The glacier equilibrium line altitude (ELA) represents the elevation on the glacier surface at which the amount of mass gained (via precipitation, avalanching and windblown snow, equals the amount of ice lost (via ablation and sublimation, over the mass balance year. The ELA can be measured on modern glaciers or calculated for reconstructed, former glaciers. Despite its simple definition, the ELA represents an incredibly powerful, quantitative expression of the relationship between glaciers and climate. As a glacier responds dynamically to climate, so does the ELA. Precipitation at the glacier ELA has been empirically linked to ablation season temperature. Thus, the reconstruction of former glacier geometries and their ELAs leads to the quantification of palaeoclimate.

In recent years, the concept of an “average Quaternary ELA” (or “mean Quaternary ELA”) has become popular because of the role it might play in relation to the glacial buzzsaw hypothesis, i.e. the idea that glacial erosion could offset mountain uplift and therefore control and limit the growth of mountains. Attempts to determine the average Quaternary ELA have been undertaken, leading to some interesting conclusions. For example, it has been argued that the floor altitudes of glacial cirques can be used as a measure of average Quaternary ELA, therefore implying that average Quaternary mountain glaciers expansion was confined to the topmost portion of alpine valleys.

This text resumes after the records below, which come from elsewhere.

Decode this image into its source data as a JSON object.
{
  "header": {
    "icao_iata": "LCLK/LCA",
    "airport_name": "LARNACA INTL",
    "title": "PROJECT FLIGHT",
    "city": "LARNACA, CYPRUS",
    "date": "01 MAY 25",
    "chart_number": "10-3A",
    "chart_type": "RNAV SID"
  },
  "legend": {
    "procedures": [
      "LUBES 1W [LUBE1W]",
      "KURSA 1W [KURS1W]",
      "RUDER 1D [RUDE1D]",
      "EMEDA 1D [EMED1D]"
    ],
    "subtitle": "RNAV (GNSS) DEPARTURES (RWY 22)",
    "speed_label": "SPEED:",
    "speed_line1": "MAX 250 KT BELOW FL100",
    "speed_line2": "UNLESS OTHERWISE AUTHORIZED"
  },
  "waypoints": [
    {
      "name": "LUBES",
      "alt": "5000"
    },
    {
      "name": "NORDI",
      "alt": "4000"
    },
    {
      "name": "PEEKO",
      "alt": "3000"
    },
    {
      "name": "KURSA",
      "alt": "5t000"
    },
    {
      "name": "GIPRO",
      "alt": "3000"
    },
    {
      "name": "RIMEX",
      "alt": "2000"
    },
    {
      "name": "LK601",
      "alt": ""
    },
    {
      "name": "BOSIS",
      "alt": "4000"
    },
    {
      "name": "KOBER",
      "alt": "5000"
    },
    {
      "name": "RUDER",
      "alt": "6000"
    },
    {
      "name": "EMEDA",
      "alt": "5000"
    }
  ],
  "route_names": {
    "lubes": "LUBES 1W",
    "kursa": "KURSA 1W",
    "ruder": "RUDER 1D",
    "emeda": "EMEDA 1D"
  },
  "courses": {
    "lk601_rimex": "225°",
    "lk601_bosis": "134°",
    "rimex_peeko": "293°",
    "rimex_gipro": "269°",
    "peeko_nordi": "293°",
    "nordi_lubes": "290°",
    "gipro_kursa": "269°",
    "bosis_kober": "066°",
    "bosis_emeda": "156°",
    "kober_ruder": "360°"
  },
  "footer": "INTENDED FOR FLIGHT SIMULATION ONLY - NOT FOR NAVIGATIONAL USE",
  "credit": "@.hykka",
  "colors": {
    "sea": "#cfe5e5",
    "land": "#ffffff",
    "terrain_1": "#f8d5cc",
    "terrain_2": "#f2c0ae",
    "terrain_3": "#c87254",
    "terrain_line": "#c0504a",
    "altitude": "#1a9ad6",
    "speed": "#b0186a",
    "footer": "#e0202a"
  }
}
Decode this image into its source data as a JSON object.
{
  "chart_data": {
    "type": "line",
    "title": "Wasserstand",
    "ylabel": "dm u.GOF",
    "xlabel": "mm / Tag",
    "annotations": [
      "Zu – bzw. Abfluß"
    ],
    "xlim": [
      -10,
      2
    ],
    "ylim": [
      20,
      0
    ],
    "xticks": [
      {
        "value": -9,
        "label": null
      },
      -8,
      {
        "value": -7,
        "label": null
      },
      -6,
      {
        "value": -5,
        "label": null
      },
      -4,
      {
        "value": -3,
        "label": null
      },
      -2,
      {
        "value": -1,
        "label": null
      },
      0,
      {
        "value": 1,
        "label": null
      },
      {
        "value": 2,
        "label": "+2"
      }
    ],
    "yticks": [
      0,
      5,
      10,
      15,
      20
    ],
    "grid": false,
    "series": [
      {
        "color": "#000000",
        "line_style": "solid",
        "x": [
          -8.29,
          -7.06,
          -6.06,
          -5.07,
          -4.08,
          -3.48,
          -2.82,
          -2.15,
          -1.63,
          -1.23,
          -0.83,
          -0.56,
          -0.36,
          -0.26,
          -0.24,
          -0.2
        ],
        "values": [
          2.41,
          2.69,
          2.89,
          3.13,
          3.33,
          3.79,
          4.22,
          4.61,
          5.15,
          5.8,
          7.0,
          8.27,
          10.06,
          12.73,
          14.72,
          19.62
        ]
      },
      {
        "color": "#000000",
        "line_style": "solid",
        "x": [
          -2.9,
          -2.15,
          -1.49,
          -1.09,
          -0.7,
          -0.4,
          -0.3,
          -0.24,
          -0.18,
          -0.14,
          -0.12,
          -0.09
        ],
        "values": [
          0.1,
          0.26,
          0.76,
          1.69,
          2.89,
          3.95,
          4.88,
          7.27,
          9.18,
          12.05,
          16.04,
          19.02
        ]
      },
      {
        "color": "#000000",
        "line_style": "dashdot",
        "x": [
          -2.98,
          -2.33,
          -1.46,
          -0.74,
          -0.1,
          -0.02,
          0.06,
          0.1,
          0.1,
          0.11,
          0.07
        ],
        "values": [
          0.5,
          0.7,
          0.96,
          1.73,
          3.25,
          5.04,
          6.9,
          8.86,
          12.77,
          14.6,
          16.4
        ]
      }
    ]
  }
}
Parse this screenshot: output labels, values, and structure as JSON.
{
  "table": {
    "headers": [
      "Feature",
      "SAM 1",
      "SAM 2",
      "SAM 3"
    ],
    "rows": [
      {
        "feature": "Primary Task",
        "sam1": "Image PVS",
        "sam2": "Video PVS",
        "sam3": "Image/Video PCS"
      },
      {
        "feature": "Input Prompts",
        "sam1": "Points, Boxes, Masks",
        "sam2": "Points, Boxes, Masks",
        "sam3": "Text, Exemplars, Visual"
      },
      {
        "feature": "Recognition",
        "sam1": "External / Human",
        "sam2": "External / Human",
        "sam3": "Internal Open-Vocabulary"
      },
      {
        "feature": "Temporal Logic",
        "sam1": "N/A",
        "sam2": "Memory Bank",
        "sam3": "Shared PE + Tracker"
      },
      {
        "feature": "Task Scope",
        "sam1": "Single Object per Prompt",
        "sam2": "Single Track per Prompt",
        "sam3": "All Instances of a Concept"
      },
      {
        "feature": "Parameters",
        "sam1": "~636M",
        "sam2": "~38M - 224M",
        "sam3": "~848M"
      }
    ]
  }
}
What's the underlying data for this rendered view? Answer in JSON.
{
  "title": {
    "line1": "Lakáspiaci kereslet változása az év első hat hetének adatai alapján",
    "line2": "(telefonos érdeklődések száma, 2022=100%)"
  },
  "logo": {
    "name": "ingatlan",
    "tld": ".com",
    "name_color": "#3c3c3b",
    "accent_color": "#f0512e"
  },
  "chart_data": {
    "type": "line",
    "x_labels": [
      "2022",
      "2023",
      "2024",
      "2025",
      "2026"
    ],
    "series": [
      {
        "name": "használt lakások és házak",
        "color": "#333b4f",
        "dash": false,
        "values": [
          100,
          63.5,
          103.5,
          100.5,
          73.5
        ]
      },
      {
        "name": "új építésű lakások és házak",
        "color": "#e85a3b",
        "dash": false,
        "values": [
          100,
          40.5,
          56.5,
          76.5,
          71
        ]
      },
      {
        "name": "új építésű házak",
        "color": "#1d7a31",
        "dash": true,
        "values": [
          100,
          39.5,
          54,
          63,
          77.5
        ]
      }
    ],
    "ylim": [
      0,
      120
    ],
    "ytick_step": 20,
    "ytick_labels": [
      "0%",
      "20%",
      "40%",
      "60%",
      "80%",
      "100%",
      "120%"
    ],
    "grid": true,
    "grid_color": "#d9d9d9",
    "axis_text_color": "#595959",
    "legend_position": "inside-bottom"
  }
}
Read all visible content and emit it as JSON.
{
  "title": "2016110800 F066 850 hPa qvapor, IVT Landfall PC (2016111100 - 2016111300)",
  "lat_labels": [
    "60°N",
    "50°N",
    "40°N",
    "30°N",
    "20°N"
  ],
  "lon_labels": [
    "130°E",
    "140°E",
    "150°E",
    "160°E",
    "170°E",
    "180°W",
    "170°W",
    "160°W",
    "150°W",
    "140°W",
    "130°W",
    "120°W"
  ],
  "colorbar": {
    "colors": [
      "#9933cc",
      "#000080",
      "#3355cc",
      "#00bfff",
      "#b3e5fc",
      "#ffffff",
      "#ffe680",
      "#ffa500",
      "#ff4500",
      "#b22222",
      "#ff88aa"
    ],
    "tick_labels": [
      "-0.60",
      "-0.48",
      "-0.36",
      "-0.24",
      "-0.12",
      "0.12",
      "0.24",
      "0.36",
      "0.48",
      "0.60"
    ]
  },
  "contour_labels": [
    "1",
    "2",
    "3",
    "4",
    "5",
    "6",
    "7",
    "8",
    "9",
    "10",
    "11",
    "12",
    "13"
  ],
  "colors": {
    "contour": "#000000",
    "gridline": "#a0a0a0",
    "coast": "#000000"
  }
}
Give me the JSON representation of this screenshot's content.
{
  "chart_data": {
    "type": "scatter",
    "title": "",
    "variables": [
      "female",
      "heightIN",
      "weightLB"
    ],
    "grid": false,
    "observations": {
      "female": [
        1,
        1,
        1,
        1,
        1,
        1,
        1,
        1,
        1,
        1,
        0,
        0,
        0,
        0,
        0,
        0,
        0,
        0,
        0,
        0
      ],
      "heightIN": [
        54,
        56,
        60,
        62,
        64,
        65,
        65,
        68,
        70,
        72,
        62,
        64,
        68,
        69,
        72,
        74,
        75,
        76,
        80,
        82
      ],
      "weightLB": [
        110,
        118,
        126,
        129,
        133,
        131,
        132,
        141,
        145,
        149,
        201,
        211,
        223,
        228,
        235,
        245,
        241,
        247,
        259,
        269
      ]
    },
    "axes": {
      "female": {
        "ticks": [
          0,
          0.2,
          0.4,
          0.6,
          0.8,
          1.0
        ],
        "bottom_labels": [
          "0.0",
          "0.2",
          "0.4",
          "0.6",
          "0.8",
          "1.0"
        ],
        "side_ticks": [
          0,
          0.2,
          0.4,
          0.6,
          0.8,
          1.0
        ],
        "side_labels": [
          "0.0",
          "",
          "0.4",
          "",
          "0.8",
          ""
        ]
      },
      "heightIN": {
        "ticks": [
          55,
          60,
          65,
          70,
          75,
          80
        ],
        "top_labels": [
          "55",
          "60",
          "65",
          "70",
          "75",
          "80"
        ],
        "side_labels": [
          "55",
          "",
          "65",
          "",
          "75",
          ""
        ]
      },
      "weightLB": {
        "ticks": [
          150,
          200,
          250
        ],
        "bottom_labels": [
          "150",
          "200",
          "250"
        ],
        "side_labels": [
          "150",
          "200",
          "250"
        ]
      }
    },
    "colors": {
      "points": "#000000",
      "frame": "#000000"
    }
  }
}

Time has passed from these initial attempts to determine the average Quaternary ELA and more palaeoclimatic and palaeoglaciological data have become available, so it is appropriate to reconsider these calculations and perhaps question the validity of such a concept. To do so, we revisit how the idea of an average Quaternary ELA developed and what such a parameter would really mean. We do so in light of a new quantitative study on the average ELA relative to both a single glacial cycle and multiple glaciations experienced during the past   ̴2.6 million years, i.e. the Quaternary. Collectively, this new study presents a very different perspective than previously suggested.